Apoyo a Ceuta: cuando la solidaridad empieza a parecer una campaña

El próximo 2 de septiembre, coincidiendo con el Día de Ceuta, centenares de plazas de ayuntamientos españoles acogerán concentraciones de apoyo a Ceuta. Sobre el papel, pocas iniciativas podrían resultar más razonables: una ciudad española ha sufrido una crisis extraordinaria, sus servicios públicos se han visto sometidos a una presión enorme y buena parte de su población se siente desbordada, insegura y abandonada.

Los ceutíes merecen solidaridad.

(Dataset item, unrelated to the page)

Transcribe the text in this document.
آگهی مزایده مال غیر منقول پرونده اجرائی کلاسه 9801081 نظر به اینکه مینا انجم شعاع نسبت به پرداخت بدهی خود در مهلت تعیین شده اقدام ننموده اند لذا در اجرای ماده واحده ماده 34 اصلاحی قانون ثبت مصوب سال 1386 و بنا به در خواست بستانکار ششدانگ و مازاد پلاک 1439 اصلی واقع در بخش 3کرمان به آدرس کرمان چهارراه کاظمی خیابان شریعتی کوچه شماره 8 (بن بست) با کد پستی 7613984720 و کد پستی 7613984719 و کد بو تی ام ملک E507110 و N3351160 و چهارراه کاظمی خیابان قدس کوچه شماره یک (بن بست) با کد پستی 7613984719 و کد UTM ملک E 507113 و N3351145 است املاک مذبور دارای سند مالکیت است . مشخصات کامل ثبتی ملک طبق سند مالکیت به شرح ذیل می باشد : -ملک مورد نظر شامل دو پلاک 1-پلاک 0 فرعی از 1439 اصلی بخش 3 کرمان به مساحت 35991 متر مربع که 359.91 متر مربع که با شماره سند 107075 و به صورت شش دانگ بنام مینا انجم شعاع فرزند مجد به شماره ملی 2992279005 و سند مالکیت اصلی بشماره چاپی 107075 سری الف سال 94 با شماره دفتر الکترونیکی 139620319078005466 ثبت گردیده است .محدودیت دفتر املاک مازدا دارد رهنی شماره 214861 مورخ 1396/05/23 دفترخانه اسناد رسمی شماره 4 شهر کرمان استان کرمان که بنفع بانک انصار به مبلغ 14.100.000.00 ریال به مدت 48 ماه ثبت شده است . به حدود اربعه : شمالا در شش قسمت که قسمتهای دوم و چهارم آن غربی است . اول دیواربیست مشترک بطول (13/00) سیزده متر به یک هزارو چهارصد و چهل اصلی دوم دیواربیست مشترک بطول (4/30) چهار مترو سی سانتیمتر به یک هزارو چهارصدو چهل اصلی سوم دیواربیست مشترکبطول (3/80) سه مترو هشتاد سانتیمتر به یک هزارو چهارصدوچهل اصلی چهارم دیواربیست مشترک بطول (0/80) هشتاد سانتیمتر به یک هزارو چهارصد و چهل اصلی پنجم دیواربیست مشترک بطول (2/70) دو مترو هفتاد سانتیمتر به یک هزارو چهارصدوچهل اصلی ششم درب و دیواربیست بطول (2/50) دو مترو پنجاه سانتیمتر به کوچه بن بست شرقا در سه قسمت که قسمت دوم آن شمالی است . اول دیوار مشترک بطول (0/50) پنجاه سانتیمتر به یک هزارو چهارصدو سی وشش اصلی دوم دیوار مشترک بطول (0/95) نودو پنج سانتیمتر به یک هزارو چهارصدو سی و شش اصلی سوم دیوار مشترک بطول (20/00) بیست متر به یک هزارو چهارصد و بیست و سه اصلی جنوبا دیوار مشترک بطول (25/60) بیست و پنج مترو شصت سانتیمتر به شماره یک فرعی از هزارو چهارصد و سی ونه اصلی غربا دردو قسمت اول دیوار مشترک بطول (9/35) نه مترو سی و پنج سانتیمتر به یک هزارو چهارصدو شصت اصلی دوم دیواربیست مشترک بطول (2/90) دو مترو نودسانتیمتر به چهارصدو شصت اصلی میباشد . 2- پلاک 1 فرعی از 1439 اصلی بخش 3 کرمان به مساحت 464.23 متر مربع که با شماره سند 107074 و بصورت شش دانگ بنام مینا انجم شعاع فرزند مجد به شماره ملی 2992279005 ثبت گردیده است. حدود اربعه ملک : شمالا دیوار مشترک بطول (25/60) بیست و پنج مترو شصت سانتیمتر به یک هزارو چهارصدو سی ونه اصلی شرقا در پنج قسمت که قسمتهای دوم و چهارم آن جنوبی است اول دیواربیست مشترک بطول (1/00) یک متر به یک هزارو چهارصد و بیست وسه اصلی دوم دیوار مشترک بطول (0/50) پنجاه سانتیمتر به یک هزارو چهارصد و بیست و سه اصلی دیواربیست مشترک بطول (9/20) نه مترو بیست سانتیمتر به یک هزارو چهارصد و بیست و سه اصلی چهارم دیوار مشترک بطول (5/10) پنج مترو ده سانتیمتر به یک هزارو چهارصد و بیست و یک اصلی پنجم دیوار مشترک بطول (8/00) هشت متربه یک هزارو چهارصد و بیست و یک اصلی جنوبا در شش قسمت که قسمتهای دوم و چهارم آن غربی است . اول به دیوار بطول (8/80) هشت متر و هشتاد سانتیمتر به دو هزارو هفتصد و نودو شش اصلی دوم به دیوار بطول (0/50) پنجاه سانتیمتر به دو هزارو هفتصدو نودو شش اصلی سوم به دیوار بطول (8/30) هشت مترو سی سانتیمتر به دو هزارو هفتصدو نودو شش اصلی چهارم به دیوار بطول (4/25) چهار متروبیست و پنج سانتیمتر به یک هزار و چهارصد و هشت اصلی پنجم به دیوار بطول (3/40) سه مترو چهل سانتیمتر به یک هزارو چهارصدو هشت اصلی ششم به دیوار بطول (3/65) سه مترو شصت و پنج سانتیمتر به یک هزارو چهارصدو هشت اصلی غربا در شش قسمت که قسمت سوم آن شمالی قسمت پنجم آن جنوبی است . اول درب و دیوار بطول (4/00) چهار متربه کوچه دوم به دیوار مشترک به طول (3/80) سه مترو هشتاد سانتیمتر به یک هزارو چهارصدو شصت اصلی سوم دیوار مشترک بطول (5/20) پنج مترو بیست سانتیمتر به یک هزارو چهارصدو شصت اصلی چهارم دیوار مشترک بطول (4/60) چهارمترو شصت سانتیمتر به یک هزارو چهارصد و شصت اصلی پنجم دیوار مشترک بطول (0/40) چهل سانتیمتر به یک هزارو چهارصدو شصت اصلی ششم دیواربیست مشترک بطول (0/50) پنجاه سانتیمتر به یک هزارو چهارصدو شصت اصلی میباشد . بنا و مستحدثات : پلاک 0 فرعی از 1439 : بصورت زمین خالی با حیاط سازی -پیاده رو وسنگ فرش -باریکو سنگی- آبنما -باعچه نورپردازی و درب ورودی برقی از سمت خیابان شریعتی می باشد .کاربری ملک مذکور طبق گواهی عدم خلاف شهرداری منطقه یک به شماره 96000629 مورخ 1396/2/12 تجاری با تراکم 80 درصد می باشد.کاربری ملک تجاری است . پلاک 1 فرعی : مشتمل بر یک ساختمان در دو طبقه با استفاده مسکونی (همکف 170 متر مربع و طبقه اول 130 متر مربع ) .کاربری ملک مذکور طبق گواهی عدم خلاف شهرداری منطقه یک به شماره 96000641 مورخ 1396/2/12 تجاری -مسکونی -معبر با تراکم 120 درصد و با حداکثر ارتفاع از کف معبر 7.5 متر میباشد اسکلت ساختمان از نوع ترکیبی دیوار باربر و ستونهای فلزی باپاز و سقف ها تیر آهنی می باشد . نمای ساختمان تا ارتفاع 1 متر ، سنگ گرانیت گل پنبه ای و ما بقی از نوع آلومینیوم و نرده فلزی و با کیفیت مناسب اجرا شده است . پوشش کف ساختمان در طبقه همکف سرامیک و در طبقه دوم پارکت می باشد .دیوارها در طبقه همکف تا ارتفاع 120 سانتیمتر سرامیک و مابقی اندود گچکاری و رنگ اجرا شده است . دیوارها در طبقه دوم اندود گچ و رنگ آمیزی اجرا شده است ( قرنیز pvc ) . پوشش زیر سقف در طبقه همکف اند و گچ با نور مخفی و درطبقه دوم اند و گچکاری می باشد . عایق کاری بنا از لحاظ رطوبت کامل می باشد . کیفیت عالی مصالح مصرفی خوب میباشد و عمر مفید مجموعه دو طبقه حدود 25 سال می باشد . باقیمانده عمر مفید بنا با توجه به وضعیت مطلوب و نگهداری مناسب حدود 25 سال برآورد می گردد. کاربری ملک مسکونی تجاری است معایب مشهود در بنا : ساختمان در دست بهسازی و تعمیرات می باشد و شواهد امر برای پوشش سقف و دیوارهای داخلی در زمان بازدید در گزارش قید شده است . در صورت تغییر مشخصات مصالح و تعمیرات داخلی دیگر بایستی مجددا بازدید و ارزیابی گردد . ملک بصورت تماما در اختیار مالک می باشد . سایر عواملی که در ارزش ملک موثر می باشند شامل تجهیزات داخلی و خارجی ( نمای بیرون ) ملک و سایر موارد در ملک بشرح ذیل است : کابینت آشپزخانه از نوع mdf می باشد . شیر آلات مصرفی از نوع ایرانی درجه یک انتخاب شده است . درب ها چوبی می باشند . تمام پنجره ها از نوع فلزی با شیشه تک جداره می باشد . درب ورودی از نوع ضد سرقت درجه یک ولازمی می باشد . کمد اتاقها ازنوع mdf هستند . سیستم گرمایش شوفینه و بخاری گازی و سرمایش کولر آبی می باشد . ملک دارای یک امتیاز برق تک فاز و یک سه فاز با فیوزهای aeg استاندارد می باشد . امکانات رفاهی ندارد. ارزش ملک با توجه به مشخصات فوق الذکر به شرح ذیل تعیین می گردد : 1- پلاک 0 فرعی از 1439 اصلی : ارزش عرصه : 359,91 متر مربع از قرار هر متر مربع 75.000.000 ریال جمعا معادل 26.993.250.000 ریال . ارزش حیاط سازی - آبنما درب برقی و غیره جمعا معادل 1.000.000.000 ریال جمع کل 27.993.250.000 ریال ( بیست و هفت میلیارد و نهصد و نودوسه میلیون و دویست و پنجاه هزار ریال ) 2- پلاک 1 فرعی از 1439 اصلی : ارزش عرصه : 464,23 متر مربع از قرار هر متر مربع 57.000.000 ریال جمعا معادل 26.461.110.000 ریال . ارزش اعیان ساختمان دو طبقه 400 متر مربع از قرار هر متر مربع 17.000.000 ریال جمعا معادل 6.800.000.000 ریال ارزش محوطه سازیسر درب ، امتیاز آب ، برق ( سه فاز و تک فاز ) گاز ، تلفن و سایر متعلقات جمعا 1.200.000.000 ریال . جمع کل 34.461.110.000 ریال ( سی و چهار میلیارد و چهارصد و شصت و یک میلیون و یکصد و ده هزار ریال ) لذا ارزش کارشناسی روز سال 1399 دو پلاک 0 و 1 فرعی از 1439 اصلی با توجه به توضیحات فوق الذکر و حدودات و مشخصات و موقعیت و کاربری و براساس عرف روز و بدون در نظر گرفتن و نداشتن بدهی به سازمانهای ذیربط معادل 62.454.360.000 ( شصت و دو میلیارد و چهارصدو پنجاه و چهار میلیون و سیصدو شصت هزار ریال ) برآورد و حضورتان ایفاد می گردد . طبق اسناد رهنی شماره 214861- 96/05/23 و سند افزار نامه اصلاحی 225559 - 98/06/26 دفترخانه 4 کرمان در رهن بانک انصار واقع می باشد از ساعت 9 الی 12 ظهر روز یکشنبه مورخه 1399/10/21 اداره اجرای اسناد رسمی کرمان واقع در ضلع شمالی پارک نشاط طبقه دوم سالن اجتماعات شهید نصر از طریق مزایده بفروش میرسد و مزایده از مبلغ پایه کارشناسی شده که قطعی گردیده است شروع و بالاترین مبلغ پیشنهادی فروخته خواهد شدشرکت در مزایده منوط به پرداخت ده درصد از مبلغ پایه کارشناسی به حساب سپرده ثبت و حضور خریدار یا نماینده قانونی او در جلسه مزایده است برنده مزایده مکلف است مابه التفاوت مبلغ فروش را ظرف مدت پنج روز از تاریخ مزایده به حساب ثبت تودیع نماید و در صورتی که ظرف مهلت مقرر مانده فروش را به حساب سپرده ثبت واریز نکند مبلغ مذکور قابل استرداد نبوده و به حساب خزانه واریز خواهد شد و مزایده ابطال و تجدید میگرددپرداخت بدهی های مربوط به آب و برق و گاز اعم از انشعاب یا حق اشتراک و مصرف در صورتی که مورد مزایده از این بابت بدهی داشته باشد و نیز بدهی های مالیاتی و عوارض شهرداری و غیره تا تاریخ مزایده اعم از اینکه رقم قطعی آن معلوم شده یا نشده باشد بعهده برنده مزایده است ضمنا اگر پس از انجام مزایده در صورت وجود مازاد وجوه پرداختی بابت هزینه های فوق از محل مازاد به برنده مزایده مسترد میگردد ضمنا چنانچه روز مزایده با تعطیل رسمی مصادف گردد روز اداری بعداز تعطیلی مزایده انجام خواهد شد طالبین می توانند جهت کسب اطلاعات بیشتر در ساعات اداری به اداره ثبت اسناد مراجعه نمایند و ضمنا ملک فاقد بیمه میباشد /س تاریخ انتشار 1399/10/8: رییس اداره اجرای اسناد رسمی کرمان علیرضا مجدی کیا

Mucha.

Precisamente por eso conviene preguntarse si esa solidaridad está siendo utilizada como envoltorio para otra cosa.

La convocatoria parte de la Federación Española de Municipios y Provincias (FEMP), cuya presidenta, María José García-Pelayo, anunció el pasado 25 de agosto concentraciones ante los consistorios para mostrar el respaldo de los municipios españoles a Ceuta. La iniciativa podría haber sido una magnífica demostración de unidad institucional. Sin embargo, nació acompañada de una controversia difícil de ignorar: representantes socialistas y de otros grupos de la propia Federación aseguran que la decisión fue adoptada unilateralmente, sin acuerdo previo de sus órganos de gobierno. Algunos ayuntamientos han decidido por ello no secundarla.

Ahí empieza el problema.

No porque apoyar a Ceuta sea partidista.

Sino porque existe el riesgo de que alguien haya decidido convertir en partidista precisamente aquello que nunca debería serlo.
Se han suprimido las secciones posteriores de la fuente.